The train is a new addition this year.  It is not to scale, and it is made of plastic instead of plaster, but they were on sale at the local craft store and I couldn't resist.  We haven't set up the big train set in years, and I enjoy a bit of choo-choo whimsy over the holidays.

In sewing, I'm nearing the end of my sea-turtle wall hanging which I'd started last spring, just stitching the sleeve to the back now and it will be ready to hang (once I buy a dowel for it)  I have not made it to a neighborhood craft club meeting in nearly a year, December's was scheduled on a band concert night, and January was cancelled due to the hostess getting a stomach flu.  I am hosting this month, and a fellow crafter has asked to learn needle felting so I'm currently working on a couple of examples for that night.  This - and the Christmas village delay - has helped me to procrastinate on the epic bird quilt plan of mine, however just this morning I'm thinking I might pull out the fabric for the embroidered squares and begin cutting those down to size.

I have managed to make good progress in photography.  I've caught up on editing/uploading the random "in between long vacation" DSLR photos that I've collected over the past couple of years.  I was a harsher critic on myself this time, which is especially difficult when it comes to the bird photos.  I have many "snaps" of birds which I enjoy only because of the species of bird in the shot, but in terms of a piece of art on the wall, they are not that great.  Cutting out the shots that I was emotionally attached to in that way, and only posting what I thought were also good compositions, greatly reduced the volume I had to upload.  I've also meandered through my growing backlog of uploaded images and reduced or removed many images that I now look back on and have decided are not up to par.  Perhaps someday I'll scale back a larger portion of the site - things I shot on the older lower MP camera - but for now I see little harm in leaving the older stuff up.
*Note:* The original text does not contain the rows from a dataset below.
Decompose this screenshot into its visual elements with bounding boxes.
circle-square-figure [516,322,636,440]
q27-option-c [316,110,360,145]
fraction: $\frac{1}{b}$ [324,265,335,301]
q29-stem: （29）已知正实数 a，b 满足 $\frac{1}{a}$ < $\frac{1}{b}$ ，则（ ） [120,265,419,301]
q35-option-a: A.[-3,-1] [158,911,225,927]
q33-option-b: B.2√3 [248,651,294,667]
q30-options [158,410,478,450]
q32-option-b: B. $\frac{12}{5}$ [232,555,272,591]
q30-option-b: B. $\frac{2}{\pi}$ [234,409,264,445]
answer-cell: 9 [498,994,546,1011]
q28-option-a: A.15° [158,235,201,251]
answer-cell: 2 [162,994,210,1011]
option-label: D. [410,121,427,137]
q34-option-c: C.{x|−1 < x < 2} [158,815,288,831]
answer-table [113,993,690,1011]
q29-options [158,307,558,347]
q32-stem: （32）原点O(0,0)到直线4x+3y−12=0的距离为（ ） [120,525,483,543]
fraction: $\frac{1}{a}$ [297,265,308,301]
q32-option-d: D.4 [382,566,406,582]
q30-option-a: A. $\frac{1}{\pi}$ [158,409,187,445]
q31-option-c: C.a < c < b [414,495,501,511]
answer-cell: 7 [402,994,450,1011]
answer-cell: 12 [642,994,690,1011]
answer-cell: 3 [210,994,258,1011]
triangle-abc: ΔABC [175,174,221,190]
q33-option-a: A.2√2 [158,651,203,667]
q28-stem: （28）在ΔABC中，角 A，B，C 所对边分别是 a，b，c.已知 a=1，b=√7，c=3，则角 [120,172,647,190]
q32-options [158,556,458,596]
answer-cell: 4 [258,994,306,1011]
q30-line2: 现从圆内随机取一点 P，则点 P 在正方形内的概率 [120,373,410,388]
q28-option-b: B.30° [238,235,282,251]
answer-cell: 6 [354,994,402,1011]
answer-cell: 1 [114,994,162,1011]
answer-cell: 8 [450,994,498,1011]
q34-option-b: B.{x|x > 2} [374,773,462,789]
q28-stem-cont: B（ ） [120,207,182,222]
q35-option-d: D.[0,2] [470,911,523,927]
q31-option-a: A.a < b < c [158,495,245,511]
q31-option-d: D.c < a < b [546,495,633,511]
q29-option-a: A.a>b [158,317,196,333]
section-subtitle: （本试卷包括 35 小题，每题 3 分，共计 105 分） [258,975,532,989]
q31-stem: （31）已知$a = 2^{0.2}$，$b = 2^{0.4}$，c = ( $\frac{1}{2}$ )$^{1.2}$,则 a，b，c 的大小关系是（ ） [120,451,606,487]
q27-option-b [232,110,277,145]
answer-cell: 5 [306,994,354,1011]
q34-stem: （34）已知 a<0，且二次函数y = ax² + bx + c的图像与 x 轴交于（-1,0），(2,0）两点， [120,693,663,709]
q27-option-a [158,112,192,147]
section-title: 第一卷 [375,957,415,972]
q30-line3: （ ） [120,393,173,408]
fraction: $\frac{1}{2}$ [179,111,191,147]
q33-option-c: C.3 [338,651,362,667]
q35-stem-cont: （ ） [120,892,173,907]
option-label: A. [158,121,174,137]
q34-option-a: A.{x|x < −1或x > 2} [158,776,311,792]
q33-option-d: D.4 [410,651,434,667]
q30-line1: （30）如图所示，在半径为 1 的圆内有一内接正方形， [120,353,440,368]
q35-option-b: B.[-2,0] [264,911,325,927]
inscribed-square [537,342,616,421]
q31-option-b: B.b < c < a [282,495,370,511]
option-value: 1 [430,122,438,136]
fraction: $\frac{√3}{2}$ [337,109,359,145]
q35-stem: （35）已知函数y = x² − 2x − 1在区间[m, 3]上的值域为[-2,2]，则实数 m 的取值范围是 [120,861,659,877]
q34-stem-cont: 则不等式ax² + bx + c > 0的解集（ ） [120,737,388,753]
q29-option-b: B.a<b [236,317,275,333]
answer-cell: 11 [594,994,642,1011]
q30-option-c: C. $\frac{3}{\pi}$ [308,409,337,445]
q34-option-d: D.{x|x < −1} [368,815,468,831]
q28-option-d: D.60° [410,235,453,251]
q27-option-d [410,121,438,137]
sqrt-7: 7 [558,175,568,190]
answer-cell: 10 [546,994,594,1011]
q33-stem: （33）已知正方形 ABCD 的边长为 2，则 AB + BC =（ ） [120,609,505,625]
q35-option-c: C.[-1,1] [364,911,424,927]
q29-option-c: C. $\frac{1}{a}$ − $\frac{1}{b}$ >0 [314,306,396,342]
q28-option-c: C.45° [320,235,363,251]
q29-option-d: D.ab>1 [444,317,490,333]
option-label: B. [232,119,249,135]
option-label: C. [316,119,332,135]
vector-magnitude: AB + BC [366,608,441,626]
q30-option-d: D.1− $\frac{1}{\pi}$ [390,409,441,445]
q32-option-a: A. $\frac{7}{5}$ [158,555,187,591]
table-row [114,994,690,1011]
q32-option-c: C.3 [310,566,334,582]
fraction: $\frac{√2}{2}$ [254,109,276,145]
We had snow last week, and as I had some film to burn in my Graflex pinhole, I decided to set it up near my bird feeders and take some long exposures.  Calculating the exposure for snow was tricky, I took several meter reads off of surrounding mid-tone objects, made my calculations, and took 30-45 second exposures.  The best image out of the lot was this:
This is heavily cropped in, though I set the camera up at the edge of the porch it captured quite a lot more landscape than I wanted.  There are 3 birds which stood still long enough to show up on the film, although there were about 8 birds fluttering through this image throughout the exposure.

The first half of the roll of film were the shots I'd exposed in January during our visit to Fort Worden.  I'm very happy with this shot for several reasons:
I'm happy with the composition of this shot.  I knew I needed to get closer to my subject with this camera, and I managed to do just that, the camera was wedged between the boulders right at the water's edge.
I aimed the camera down and put the sky's horizon line right along the top of the view finder, figuring the film plane would end up capturing more than I could see, and I was correct.  
I timed the exposure to capture one good wave coming up over the rocks, which gave me the white ghostly mist over the dark boulders, but smoothed out the otherwise rough water.
I calculated the exposure correctly - always a challenge!
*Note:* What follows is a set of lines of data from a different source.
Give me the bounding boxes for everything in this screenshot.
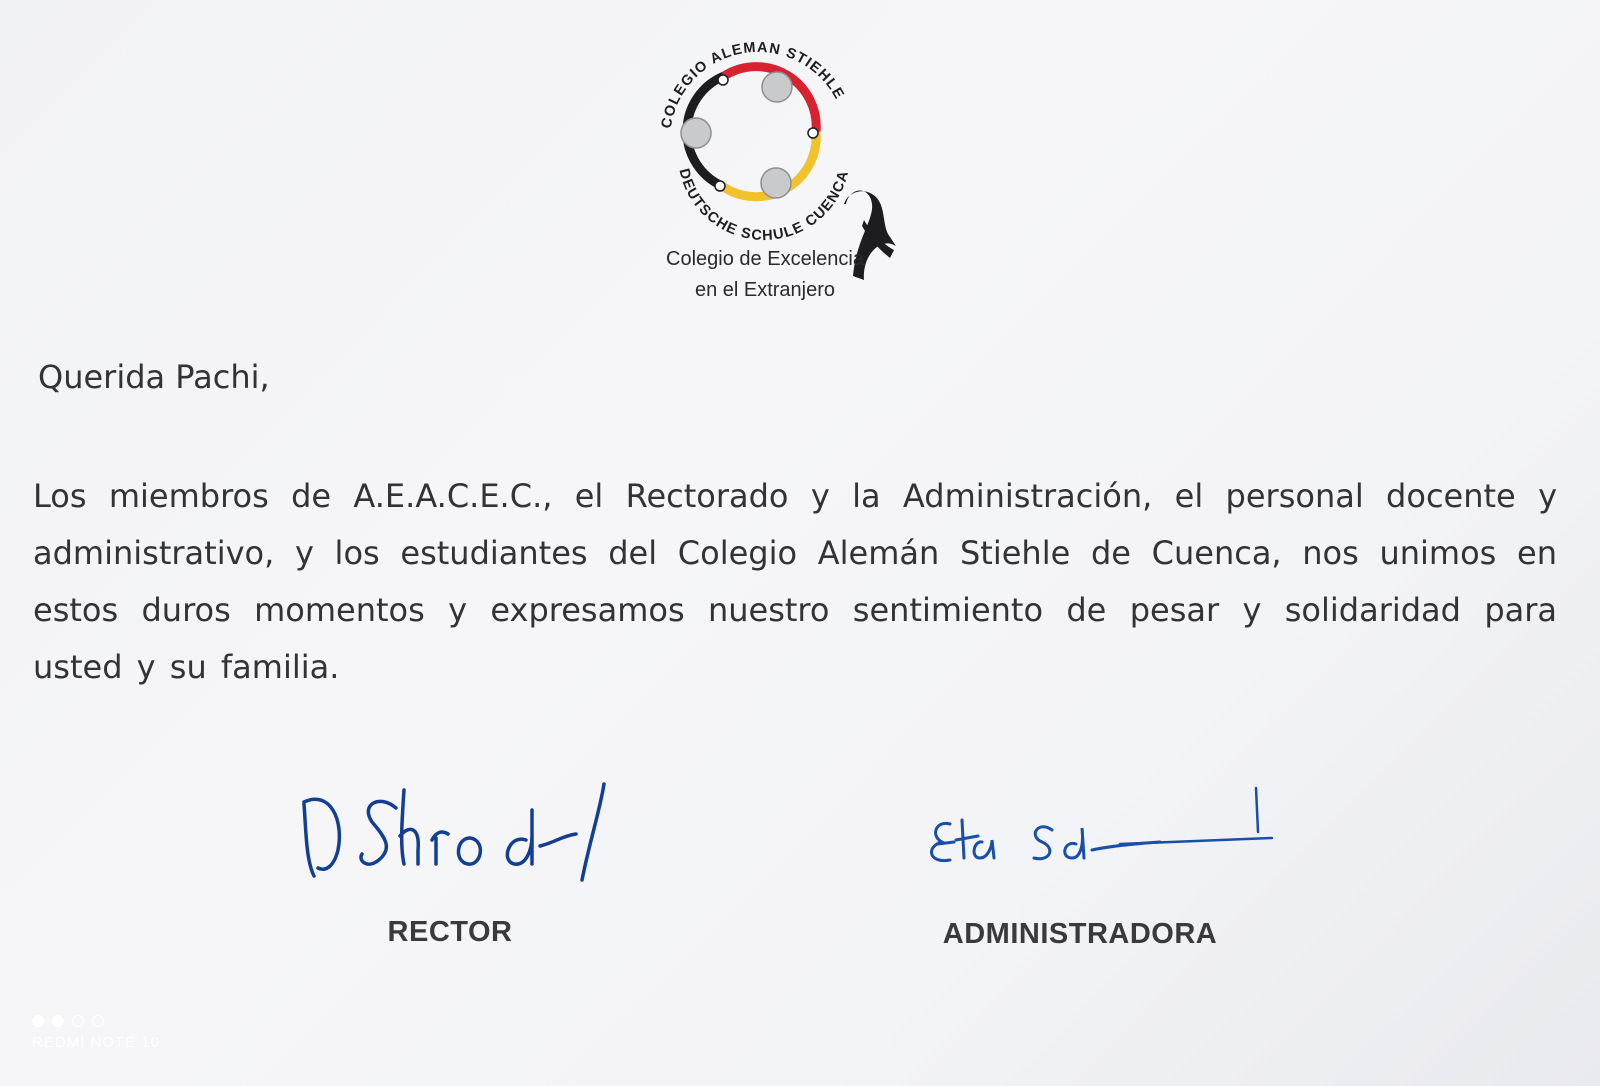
admin-title: ADMINISTRADORA	[942, 918, 1218, 950]
logo-tagline-line2: en el Extranjero	[694, 279, 836, 301]
school-logo	[650, 36, 930, 306]
dot-icon	[92, 1015, 104, 1027]
letter-greeting: Querida Pachi,	[38, 358, 270, 396]
logo-tagline-line1: Colegio de Excelencia	[666, 248, 864, 270]
camera-dots	[32, 1012, 112, 1031]
svg-text:COLEGIO ALEMAN STIEHLE: COLEGIO ALEMAN STIEHLE	[658, 39, 848, 130]
letter-body: Los miembros de A.E.A.C.E.C., el Rectorado y la Administración, el personal docente y administrativo, y los estudiantes del Colegio Alemán Stiehle de Cuenca, nos unimos en estos duros momentos y expresamos nuestro sentimiento de pesar y solidaridad para usted y su familia.	[33, 477, 1557, 686]
admin-signature-block	[920, 780, 1240, 950]
dot-icon	[52, 1015, 64, 1027]
rector-signature-block	[300, 780, 600, 948]
rector-title: RECTOR	[387, 916, 513, 948]
svg-text:DEUTSCHE SCHULE CUENCA: DEUTSCHE SCHULE CUENCA	[675, 167, 853, 245]
dot-icon	[72, 1015, 84, 1027]
camera-watermark: REDMI NOTE 10	[32, 1034, 161, 1051]
admin-signature	[920, 780, 1280, 880]
rector-signature	[300, 780, 620, 890]
dot-icon	[32, 1015, 44, 1027]
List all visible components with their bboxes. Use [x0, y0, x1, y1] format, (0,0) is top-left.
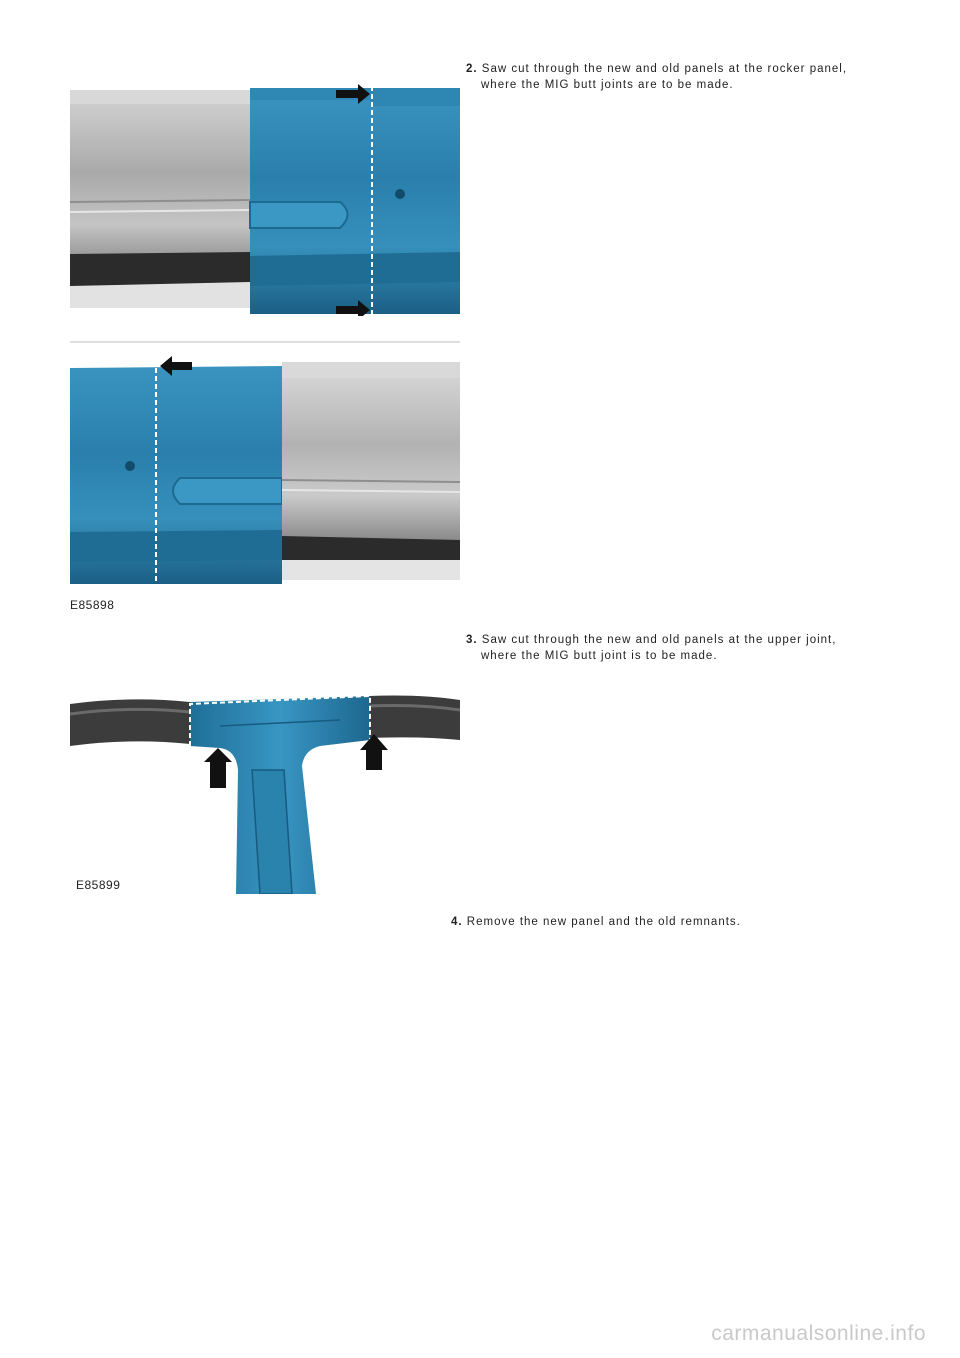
- step-2-instruction: [466, 61, 847, 93]
- upper-joint-illustration: [70, 690, 460, 894]
- step-number: 3.: [466, 634, 478, 646]
- rocker-panel-joint-illustration-top: [70, 82, 460, 316]
- step-4-instruction: [451, 914, 741, 930]
- step-text: Remove the new panel and the old remnants.: [466, 916, 741, 928]
- step-3-instruction: [466, 632, 836, 664]
- watermark: carmanualsonline.info: [711, 1322, 926, 1345]
- step-text-continued: where the MIG butt joint is to be made.: [481, 650, 718, 662]
- step-number: 4.: [451, 916, 463, 928]
- step-text: Saw cut through the new and old panels at the upper joint,: [481, 634, 837, 646]
- figure-code: E85898: [70, 598, 115, 612]
- step-number: 2.: [466, 63, 478, 75]
- step-text: Saw cut through the new and old panels at the rocker panel,: [481, 63, 848, 75]
- rocker-panel-joint-illustration-bottom: [70, 356, 460, 588]
- figure-code: E85899: [76, 878, 121, 892]
- figure-divider: [70, 340, 460, 344]
- step-text-continued: where the MIG butt joints are to be made.: [481, 79, 734, 91]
And lastly... when I loaded the film I turned the dial an extra half turn before setting the film counter - this did give the lab enough film to load without fogging my first frame, but I still had plenty of space at the end of the roll for the last frame.

I am itching to get out and get more shots with this camera, but the weather lately is working against me.  I'm not opposed to heading out in misty/soggy conditions myself, but given the age of this camera I don't want to risk damage to it.  So for now, I have to be patient.